Fig. 2 Hardinxveld-De Bruin, burial 2, skull of an adult man with healed depression fracture on the right parietal bone, Late Mesolithic (after Louwe Kooijmans & Smits 2001)

The physical anthropological study of the human skeletal remains indicate the presence of men, women and children which show the occupation of both sites by family groups (Smits & Louwe Kooijmans 2001; Louwe Kooijmans & Smits 2001). This finding supports the archaeological evidence concerning the varied toolkit, the long occupation period and the presence of formal burials, which typify these sites as base camps (Louwe Kooijmans 2001a, 2001b).

At Mariënberg an extensive complex of Middle and Late Mesolithic hearth pits was excavated, together with some Beaker burial pits.

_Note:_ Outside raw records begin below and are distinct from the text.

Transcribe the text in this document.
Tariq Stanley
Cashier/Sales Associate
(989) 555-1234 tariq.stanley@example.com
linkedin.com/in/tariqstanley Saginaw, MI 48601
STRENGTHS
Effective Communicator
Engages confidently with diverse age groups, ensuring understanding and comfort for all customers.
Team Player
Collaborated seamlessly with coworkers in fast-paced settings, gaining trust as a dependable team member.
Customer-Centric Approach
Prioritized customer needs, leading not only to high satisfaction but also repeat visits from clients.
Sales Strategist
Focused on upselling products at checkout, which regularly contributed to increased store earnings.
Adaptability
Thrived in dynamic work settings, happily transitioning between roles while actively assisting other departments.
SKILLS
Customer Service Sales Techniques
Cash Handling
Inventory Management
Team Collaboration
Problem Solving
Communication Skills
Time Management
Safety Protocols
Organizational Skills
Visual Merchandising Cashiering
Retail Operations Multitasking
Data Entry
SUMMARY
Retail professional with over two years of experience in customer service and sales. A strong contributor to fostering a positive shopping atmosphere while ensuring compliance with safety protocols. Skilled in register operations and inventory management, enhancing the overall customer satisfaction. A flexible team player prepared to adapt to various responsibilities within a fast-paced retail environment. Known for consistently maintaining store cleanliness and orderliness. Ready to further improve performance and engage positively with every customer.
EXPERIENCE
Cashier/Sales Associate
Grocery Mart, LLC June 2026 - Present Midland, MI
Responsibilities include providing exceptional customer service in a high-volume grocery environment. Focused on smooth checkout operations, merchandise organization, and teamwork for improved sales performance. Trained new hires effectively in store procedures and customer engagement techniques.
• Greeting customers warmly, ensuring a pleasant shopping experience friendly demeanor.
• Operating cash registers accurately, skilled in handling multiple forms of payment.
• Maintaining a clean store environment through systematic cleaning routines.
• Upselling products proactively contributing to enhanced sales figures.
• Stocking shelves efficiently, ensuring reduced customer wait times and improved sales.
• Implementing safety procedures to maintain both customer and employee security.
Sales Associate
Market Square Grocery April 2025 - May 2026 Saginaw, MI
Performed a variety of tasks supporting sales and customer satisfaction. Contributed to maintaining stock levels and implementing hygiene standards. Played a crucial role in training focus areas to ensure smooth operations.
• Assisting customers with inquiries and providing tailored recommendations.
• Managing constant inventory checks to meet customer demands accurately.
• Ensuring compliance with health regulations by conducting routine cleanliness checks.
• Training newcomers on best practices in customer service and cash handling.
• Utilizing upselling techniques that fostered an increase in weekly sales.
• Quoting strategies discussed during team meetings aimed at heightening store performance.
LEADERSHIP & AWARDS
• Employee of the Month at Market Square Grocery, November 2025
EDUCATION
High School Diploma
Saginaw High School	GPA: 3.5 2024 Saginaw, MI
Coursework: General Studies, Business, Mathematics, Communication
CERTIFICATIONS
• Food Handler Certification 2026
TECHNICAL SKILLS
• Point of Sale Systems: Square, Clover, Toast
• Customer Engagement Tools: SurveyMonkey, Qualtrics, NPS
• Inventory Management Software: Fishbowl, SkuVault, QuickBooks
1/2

A group of six Mesolithic pits, indirectly dated to c. 5100 cal BC., were interpreted by the excavator as grave pits, in view of the presence of red ochre colouring of the pit fills and some specific objects, especially so-called arrow shaft polishers. The deceased would have been buried in a sitting position (Verlinde 2005; Verlinde & Newell 2006). This interpretation is disputable, mainly because no human remains were preserved (Louwe Kooijmans in press).

Two sites yielded a few cremated remains in a settlement context; these are Dalfsen (Verlinde 1974) and Oirschot (Arts & Hoogland 1987). The interpretation of the remains at Late Mesolithic Dalfsen is unclear, as only a few calcinated bones were recovered from the fills of some domestic pits. At Oirschot a distinct concentration of cremation remains of one subadult individual, 10-13 years of age, were found, associated with a small pit and a small flint scatter. The complex is dated to the Middle Mesolithic on the basis of microlith typology and several 14C dates, one from the cremated bone itself (GrA-13390 8320 ± 40 BP, Lanting 2001).